John Blackburn (FF: 100%, Old-New: 92%) has near-perfect pitch, and yet is also great at recognizing faces!
I once sat at a table with Bill Standley (FF: 95%, Old-New: 94%) and about 9 other co-workers. We had all been asked to bring in baby pictures of ourselves, and they were shuffled up, and then the game was to match up the babies to the adults. They all looked like a bunch of golden retrievers to me, but Bill Standley just whipped through those pictures, 100%, like the babies were sitting there at the table next to him.
John Blackburn wrote:
Celebrity faces: 100%, 1 minute
Old-New faces: 92%, 2 minutes
On the Old-New:
“Out of 20 target faces (ones you learned in the first part of this test), you correctly identified 16.
Out of 30 nontarget faces (ones that didn’t learn in the first part of this test), you correctly responded that you had not seen 30 of them.”
I win!
Posted 19 Jul 2006 at 2:42 pm ¶
Chris Gibson wrote:
Tom Chappell, you are a strange man. Though it’s interesting - I qualify as “normal” at 86%, but often have problems grasping names of someone I’ve met before when I come across them unexpectedly. Perhaps it’s related to my subpar (amongst this group) face score!
Celeb Faces: 100%
Old-New Faces: 86%
- - - - - - - -
Out of 20 target faces (ones you learned in the first part of this test), you correctly identified 18.
Out of 30 nontarget faces (ones that didn’t learn in the first part of this test), you correctly responded that you had not seen 25 of them.
Overall, you got 86% correct
The average person with normal face recognition scores about 85% on this test. If you scored less than 75% on this test, this may indicate face recognition difficulties.
Posted 19 Jul 2006 at 6:17 pm ¶
Bill Standley wrote:
Celebs: 95%
Old-New: 94% (20/20 target, 27/30 nontarget)
Very interesting. I had no idea…!
Posted 19 Jul 2006 at 7:50 pm ¶
Stephen Newell wrote:
93% on the famous face test. Didn’t try the other one.
Posted 19 Jul 2006 at 8:00 pm ¶
Sean Chappell wrote:
Hah, new benchmark -
Celebrity: 100%
Old-New: 96% (19/20; 29/30).
Behold, the power of youth.
Posted 20 Jul 2006 at 6:29 pm ¶
Tom Chappell wrote:
Darn youth. After chatting with Sean, he took a free pass on one question that I had to disallow, so his score on famous faces is adjusted in the tallies, but he still is right up there at the top of the ranks!
Posted 20 Jul 2006 at 9:22 pm ¶
Alex wrote:
Hey—I just stumbled on your website from the internet. I think I might have mild face blindness because I fail to recognize people I’ve met more frequently then most people do. I sometimes put out my hand and say, “Hi, I don’t think I’ve met you” and it’s awkward.

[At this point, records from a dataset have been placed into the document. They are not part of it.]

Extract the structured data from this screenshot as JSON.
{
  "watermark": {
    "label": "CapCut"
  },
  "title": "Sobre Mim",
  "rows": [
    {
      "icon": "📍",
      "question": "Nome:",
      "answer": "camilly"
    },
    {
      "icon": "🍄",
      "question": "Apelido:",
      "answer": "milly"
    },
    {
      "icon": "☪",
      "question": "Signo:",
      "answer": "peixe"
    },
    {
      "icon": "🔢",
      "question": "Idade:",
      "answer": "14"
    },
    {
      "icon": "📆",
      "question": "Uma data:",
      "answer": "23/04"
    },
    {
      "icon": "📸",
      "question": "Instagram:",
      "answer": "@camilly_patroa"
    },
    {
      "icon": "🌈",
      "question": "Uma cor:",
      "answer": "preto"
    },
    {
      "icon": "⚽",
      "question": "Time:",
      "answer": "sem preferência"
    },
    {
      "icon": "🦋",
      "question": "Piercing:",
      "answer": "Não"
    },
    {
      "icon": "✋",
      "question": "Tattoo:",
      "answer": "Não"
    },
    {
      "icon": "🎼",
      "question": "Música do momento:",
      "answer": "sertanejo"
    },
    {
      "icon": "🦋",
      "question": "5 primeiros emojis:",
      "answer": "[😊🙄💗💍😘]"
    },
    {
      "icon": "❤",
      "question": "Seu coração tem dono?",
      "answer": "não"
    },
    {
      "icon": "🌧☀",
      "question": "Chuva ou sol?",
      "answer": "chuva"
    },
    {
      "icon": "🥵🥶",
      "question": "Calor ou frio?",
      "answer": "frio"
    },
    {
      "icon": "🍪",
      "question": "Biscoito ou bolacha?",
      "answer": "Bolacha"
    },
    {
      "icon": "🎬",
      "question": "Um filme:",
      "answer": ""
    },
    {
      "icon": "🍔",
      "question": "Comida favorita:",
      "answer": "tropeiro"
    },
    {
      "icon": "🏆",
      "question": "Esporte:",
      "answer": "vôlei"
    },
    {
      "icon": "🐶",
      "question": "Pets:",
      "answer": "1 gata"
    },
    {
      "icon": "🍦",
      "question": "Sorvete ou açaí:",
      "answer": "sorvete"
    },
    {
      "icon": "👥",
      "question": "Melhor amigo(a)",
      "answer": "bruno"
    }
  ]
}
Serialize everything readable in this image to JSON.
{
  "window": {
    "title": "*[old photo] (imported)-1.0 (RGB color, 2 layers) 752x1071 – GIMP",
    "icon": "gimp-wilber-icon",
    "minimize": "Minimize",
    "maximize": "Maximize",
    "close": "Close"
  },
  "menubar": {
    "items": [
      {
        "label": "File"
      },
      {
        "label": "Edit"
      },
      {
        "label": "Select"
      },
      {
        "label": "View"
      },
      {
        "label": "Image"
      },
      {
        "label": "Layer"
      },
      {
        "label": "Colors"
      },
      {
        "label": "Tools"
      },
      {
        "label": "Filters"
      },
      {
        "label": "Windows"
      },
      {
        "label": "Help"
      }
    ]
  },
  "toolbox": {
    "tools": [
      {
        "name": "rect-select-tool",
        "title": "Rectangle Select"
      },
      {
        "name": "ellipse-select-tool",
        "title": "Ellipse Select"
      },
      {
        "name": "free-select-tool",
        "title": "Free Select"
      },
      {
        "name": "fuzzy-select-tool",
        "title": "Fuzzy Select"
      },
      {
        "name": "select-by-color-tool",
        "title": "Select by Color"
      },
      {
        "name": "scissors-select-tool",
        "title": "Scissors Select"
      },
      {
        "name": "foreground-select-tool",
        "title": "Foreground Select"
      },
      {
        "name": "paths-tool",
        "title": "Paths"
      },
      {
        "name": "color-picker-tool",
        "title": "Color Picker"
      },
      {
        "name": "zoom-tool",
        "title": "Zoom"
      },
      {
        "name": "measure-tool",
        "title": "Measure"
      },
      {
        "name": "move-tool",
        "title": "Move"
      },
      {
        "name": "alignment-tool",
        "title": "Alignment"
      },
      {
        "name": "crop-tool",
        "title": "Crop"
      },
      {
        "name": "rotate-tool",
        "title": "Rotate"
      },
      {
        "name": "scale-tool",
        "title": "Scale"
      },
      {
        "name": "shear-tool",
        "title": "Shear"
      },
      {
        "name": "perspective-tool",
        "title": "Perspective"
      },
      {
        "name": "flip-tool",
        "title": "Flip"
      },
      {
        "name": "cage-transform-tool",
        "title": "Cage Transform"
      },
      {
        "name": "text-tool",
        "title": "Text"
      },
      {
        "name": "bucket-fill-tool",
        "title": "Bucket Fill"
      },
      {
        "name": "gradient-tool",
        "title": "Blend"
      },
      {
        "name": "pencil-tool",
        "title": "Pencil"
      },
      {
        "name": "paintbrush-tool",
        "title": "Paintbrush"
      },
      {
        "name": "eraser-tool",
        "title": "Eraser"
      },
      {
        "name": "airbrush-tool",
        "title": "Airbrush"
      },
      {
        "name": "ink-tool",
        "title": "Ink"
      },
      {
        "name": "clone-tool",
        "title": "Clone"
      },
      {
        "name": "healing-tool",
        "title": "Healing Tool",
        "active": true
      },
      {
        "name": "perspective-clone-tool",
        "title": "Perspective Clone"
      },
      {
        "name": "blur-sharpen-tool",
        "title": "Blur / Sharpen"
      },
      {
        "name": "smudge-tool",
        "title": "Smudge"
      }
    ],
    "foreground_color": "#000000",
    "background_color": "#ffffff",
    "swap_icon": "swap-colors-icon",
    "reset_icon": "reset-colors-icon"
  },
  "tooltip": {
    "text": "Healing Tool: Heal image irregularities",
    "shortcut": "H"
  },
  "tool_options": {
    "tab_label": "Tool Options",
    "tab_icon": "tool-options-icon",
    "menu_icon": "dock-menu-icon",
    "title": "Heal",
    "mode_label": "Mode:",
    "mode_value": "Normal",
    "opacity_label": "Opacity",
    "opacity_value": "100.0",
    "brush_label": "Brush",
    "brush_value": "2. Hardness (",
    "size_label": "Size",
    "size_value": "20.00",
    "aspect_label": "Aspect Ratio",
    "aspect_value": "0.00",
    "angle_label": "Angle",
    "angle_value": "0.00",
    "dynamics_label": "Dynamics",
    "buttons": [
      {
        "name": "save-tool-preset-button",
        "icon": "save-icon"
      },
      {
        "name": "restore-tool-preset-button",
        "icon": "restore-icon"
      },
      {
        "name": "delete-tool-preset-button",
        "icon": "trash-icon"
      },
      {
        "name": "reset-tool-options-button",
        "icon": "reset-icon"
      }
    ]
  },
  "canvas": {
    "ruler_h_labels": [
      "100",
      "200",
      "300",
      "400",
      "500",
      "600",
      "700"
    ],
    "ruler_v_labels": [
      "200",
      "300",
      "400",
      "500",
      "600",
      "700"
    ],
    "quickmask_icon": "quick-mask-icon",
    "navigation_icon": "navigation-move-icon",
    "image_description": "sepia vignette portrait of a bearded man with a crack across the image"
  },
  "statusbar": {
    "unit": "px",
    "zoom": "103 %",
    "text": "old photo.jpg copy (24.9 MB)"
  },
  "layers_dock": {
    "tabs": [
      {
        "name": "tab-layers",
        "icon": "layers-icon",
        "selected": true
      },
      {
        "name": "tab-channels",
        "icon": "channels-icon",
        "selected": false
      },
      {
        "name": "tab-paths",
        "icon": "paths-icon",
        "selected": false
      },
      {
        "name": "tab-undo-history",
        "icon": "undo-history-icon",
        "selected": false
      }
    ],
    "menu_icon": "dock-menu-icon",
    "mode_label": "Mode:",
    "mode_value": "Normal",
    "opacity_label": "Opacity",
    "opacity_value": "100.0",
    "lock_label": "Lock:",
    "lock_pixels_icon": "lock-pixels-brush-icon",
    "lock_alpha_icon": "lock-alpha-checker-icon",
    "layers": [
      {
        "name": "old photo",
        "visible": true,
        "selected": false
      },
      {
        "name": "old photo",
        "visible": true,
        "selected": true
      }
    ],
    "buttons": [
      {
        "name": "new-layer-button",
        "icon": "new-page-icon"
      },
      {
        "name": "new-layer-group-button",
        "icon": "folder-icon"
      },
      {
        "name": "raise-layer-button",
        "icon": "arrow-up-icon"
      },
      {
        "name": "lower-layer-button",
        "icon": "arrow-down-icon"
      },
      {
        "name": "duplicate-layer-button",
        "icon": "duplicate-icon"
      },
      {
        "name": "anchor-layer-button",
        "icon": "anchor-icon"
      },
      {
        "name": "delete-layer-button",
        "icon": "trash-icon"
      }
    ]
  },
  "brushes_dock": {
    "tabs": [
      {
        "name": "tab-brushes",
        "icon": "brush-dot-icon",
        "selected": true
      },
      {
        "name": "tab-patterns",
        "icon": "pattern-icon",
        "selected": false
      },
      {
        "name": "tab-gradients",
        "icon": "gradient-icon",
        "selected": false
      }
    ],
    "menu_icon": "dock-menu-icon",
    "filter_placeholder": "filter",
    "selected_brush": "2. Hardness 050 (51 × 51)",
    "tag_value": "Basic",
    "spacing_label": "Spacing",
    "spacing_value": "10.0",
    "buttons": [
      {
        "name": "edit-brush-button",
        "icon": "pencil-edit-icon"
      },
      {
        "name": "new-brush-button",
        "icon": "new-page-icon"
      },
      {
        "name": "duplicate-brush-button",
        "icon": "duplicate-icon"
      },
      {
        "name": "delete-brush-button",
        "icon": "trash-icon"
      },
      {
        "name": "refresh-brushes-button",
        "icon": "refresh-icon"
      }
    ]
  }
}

I got 46% on the famous face test and 80% on the other one.
Posted 08 Oct 2009 at 3:54 pm ¶
Tom Chappell wrote:
Hello, Alex! Well, I don’t know if we can call that ‘mild’ — you scored in the bottom 17%, in a field infested with my relatives.
Consider that the average for FF is 85%.
‘Moderate’ at least!
The thing that continues to amaze me is how very long people can go without realizing that they have a deficit. Heck, I only scored a 30% on Famous Faces. If you search around the blog, you’ll find incredible failures in this area (not recognizing my son, or even myself), and I didn’t realize that I had a problem until I was…what, 42, at least.